Pede o Papa “por favor, a quantos ocupam cargos de responsabilidade em âmbito económico, político ou social, a todos os homens e mulheres de boa vontade: sejamos «guardiões» da criação, do desígnio de Deus inscrito na natureza, guardiões do outro, do ambiente; não deixemos que sinais de destruição e morte acompanhem o caminho deste nosso mundo! Mas, para «guardar», devemos também cuidar de nós mesmos. Lembremo-nos de que o ódio, a inveja, o orgulho sujam a vida; então guardar quer dizer vigiar sobre os nossos sentimentos, o nosso coração, porque é dele que saem as boas intenções e as más: aquelas que edificam e as que destroem. Não devemos ter medo de bondade, ou mesmo de ternura.”

E completa: “cuidar, guardar requer bondade, requer ser praticado com ternura. Nos Evangelhos, São José aparece como um homem forte, corajoso, trabalhador, mas, no seu íntimo, sobressai uma grande ternura, que não é a virtude dos fracos, antes pelo contrário denota fortaleza de ânimo e capacidade de solicitude, de compaixão, de verdadeira abertura ao outro, de amor. Não devemos ter medo da bondade, da ternura!”

Fica pouco por dizer. E eu, certamente, não sei melhor: “Guardar Jesus com Maria, guardar a criação inteira, guardar toda a pessoa, especialmente a mais pobre, guardarmo-nos a nós mesmos: eis um serviço que o Bispo de Roma está chamado a cumprir, mas para o qual todos nós estamos chamados, fazendo resplandecer a estrela da esperança: Guardemos com amor aquilo que Deus nos deu!”

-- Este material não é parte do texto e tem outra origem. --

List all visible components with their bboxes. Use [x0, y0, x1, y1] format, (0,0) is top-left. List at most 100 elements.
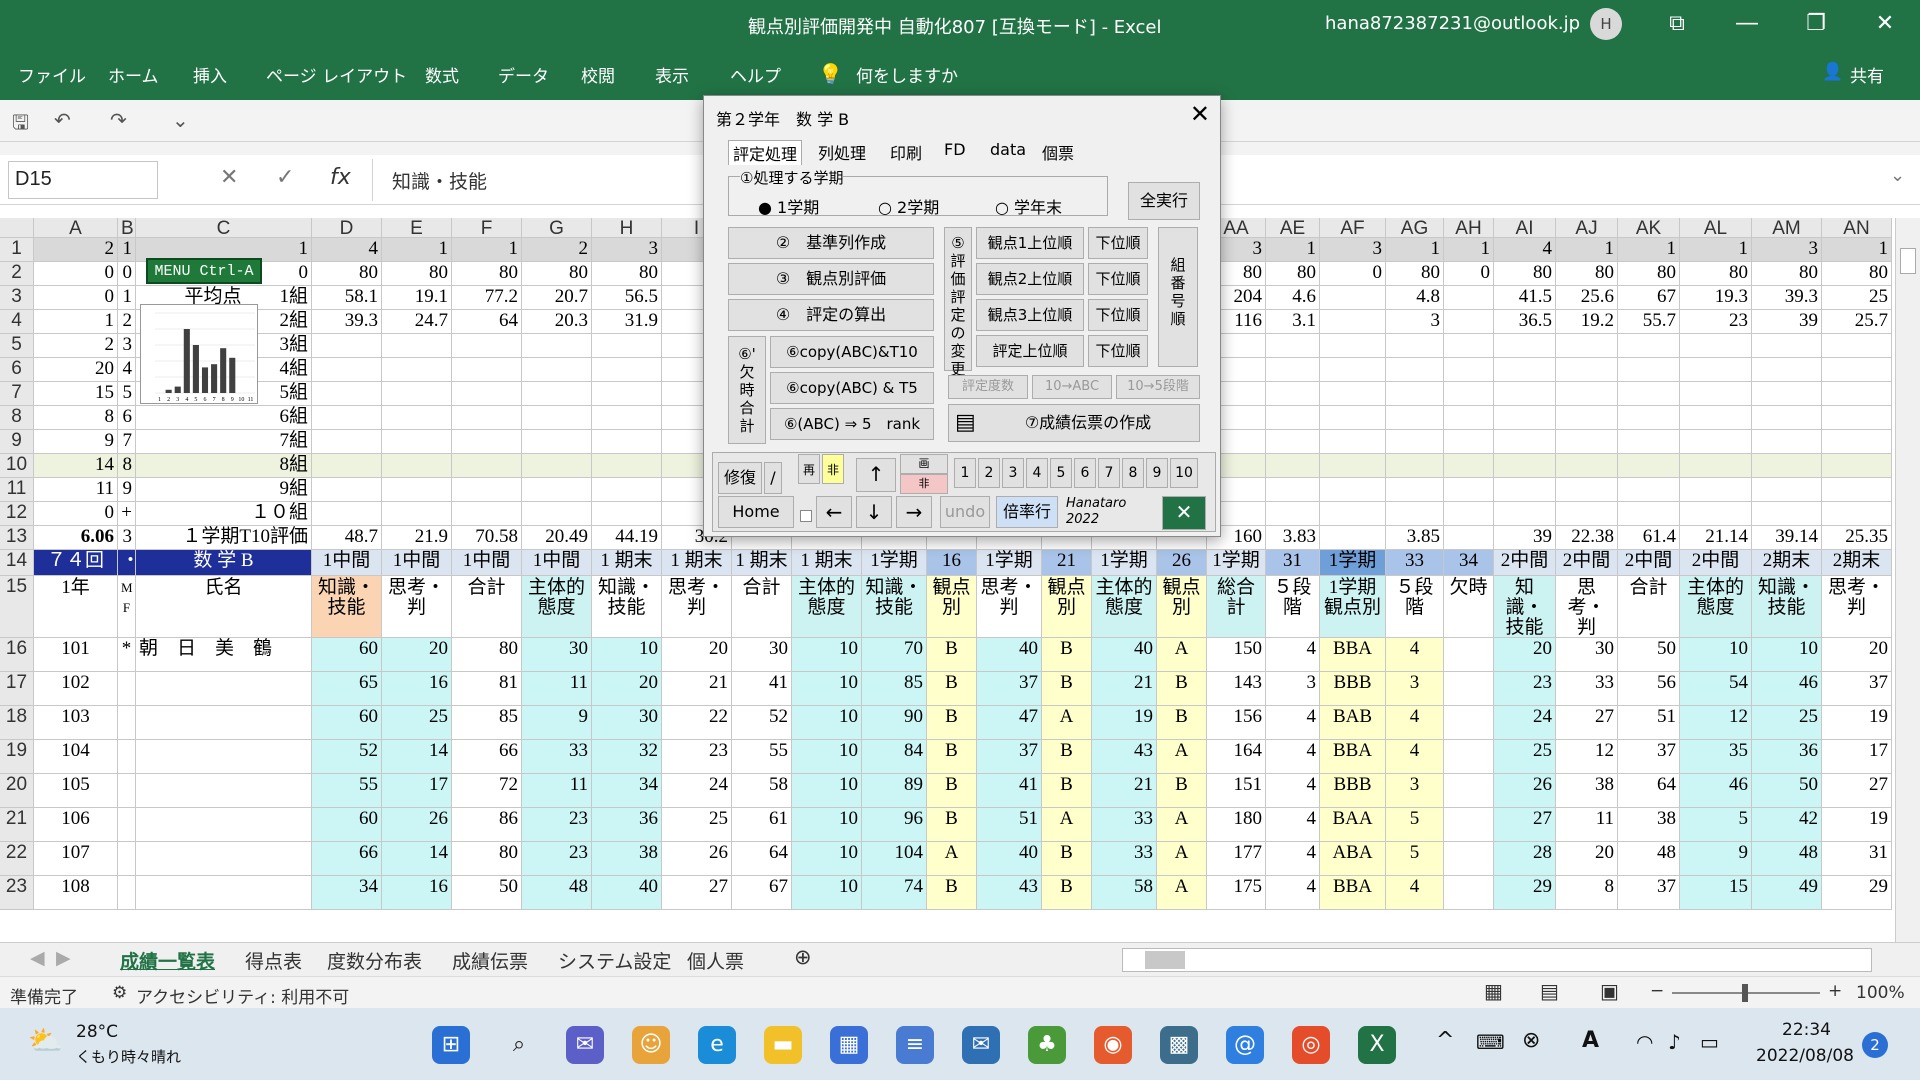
cell[interactable]: 1 [1618, 238, 1680, 262]
data-cell[interactable]: 33 [1556, 672, 1618, 706]
number-button-7[interactable]: 7 [1098, 458, 1120, 488]
cell[interactable] [452, 478, 522, 502]
save-icon[interactable]: 🖫 [12, 108, 29, 142]
ten-to-abc-button[interactable]: 10→ABC [1032, 375, 1112, 399]
data-cell[interactable]: 3 [1386, 672, 1444, 706]
wifi-icon[interactable]: ◠ [1636, 1030, 1653, 1054]
column-header[interactable]: AJ [1556, 218, 1618, 238]
account-email[interactable]: hana872387231@outlook.jp [1325, 13, 1580, 34]
data-cell[interactable]: 38 [1618, 808, 1680, 842]
dialog-close-button[interactable]: ✕ [1190, 100, 1210, 128]
cell[interactable]: 25.6 [1556, 286, 1618, 310]
row14-cell[interactable]: 2中間 [1556, 550, 1618, 576]
cell[interactable] [1556, 478, 1618, 502]
header-cell[interactable]: 思考・判 [382, 576, 452, 638]
prev-sheet-icon[interactable]: ◀ [30, 947, 45, 969]
tab-data[interactable]: data [990, 140, 1026, 159]
cell[interactable]: 3.85 [1386, 526, 1444, 550]
cell[interactable]: 61.4 [1618, 526, 1680, 550]
tell-me-search[interactable]: 何をしますか [856, 62, 958, 87]
mail-icon[interactable]: ✉ [962, 1026, 1000, 1064]
data-cell[interactable]: 4 [1266, 740, 1320, 774]
cell[interactable] [592, 502, 662, 526]
column-header[interactable]: C [136, 218, 312, 238]
cell[interactable]: 24.7 [382, 310, 452, 334]
cell[interactable]: 7 [118, 430, 136, 454]
kanten1-asc-button[interactable]: 観点1上位順 [976, 227, 1084, 259]
cell[interactable] [1618, 334, 1680, 358]
data-cell[interactable]: 19 [1822, 706, 1892, 740]
data-cell[interactable]: 29 [1822, 876, 1892, 910]
data-cell[interactable]: 4 [1266, 638, 1320, 672]
create-grade-slip-button[interactable]: ▤ ⑦成績伝票の作成 [948, 404, 1200, 442]
cell[interactable] [312, 358, 382, 382]
data-cell[interactable]: 10 [792, 706, 862, 740]
header-cell[interactable]: 合計 [452, 576, 522, 638]
data-cell[interactable] [136, 740, 312, 774]
header-cell[interactable]: ５段階 [1266, 576, 1320, 638]
column-header[interactable]: AF [1320, 218, 1386, 238]
cell[interactable] [312, 502, 382, 526]
row14-cell[interactable]: 16 [927, 550, 977, 576]
cell[interactable]: 0 [1444, 262, 1494, 286]
cell[interactable] [382, 406, 452, 430]
data-cell[interactable]: 107 [34, 842, 118, 876]
clock-time[interactable]: 22:34 [1782, 1020, 1831, 1040]
cell[interactable] [1444, 502, 1494, 526]
data-cell[interactable]: 150 [1207, 638, 1266, 672]
data-cell[interactable]: 30 [732, 638, 792, 672]
data-cell[interactable]: 21 [1092, 774, 1157, 808]
number-button-1[interactable]: 1 [954, 458, 976, 488]
data-cell[interactable]: 106 [34, 808, 118, 842]
cell[interactable] [452, 334, 522, 358]
cell[interactable]: 0 [1320, 262, 1386, 286]
header-cell[interactable]: 総合計 [1207, 576, 1266, 638]
data-cell[interactable]: B [927, 876, 977, 910]
cell[interactable]: 20 [34, 358, 118, 382]
data-cell[interactable]: * [118, 638, 136, 672]
data-cell[interactable]: 8 [1556, 876, 1618, 910]
number-button-2[interactable]: 2 [978, 458, 1000, 488]
row14-cell[interactable]: 34 [1444, 550, 1494, 576]
cell[interactable] [1494, 334, 1556, 358]
cell[interactable] [1618, 406, 1680, 430]
data-cell[interactable]: 34 [592, 774, 662, 808]
cell[interactable]: 39 [1752, 310, 1822, 334]
row14-cell[interactable]: 21 [1042, 550, 1092, 576]
row-header[interactable]: 6 [0, 358, 34, 382]
cell[interactable] [452, 502, 522, 526]
header-cell[interactable]: 観点別 [1157, 576, 1207, 638]
row-header[interactable]: 8 [0, 406, 34, 430]
cell[interactable]: 80 [1266, 262, 1320, 286]
data-cell[interactable]: BBA [1320, 638, 1386, 672]
data-cell[interactable]: 17 [1822, 740, 1892, 774]
row14-cell[interactable]: 1学期 [1320, 550, 1386, 576]
weather-text[interactable]: くもり時々晴れ [76, 1046, 181, 1067]
cell[interactable]: 3.1 [1266, 310, 1320, 334]
data-cell[interactable]: 14 [382, 842, 452, 876]
data-cell[interactable]: 3 [1266, 672, 1320, 706]
data-cell[interactable]: A [1042, 706, 1092, 740]
row-header[interactable]: 11 [0, 478, 34, 502]
row-header[interactable]: 4 [0, 310, 34, 334]
header-cell[interactable]: 思考・判 [1556, 576, 1618, 638]
class-number-order-button[interactable]: 組番号順 [1158, 227, 1198, 367]
data-cell[interactable]: 103 [34, 706, 118, 740]
row-header[interactable]: 13 [0, 526, 34, 550]
cell[interactable] [1822, 430, 1892, 454]
cell[interactable] [592, 430, 662, 454]
kanten2-asc-button[interactable]: 観点2上位順 [976, 263, 1084, 295]
data-cell[interactable]: 42 [1752, 808, 1822, 842]
cell[interactable] [1320, 454, 1386, 478]
data-cell[interactable]: 21 [1092, 672, 1157, 706]
row-header[interactable]: 15 [0, 576, 34, 638]
cell[interactable] [1444, 382, 1494, 406]
data-cell[interactable]: 55 [312, 774, 382, 808]
data-cell[interactable]: 89 [862, 774, 927, 808]
cell[interactable]: 3 [1386, 310, 1444, 334]
column-header[interactable]: AN [1822, 218, 1892, 238]
data-cell[interactable]: 17 [382, 774, 452, 808]
cell[interactable] [1752, 358, 1822, 382]
cell[interactable] [1822, 382, 1892, 406]
kanten1-desc-button[interactable]: 下位順 [1088, 227, 1148, 259]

Perante um Papa que escolheu chamar-se Francisco, por causa de Francisco de Assis, homem da pobreza e da paz, que faz um apelo tão forte à redescoberta da paternidade como guarda, a única coisa que posso é fazer o que ele pediu, e, nesta página, orar por ele – e por nós, a oração da paz tantas vezes identificada com São Francisco de Assis.

Senhor! Fazei de mim um instrumento da vossa paz.
Onde houver ódio, que eu leve o amor.
Onde houver ofensa, que eu leve o perdão.
Onde houver discórdia, que eu leve a união.
Onde houver dúvidas, que eu leve a fé.
Onde houver erro, que eu leve a verdade.
Onde houver desespero, que eu leve a esperança.
Onde houver tristeza, que eu leve a alegria.
Onde houver trevas, que eu leve a luz.
Ó Mestre, fazei que eu procure mais:
consolar, que ser consolado;
compreender, que ser compreendido;
amar, que ser amado.
Pois é dando que se recebe.
É perdoando que se é perdoado.
E é morrendo que se vive para a vida eterna.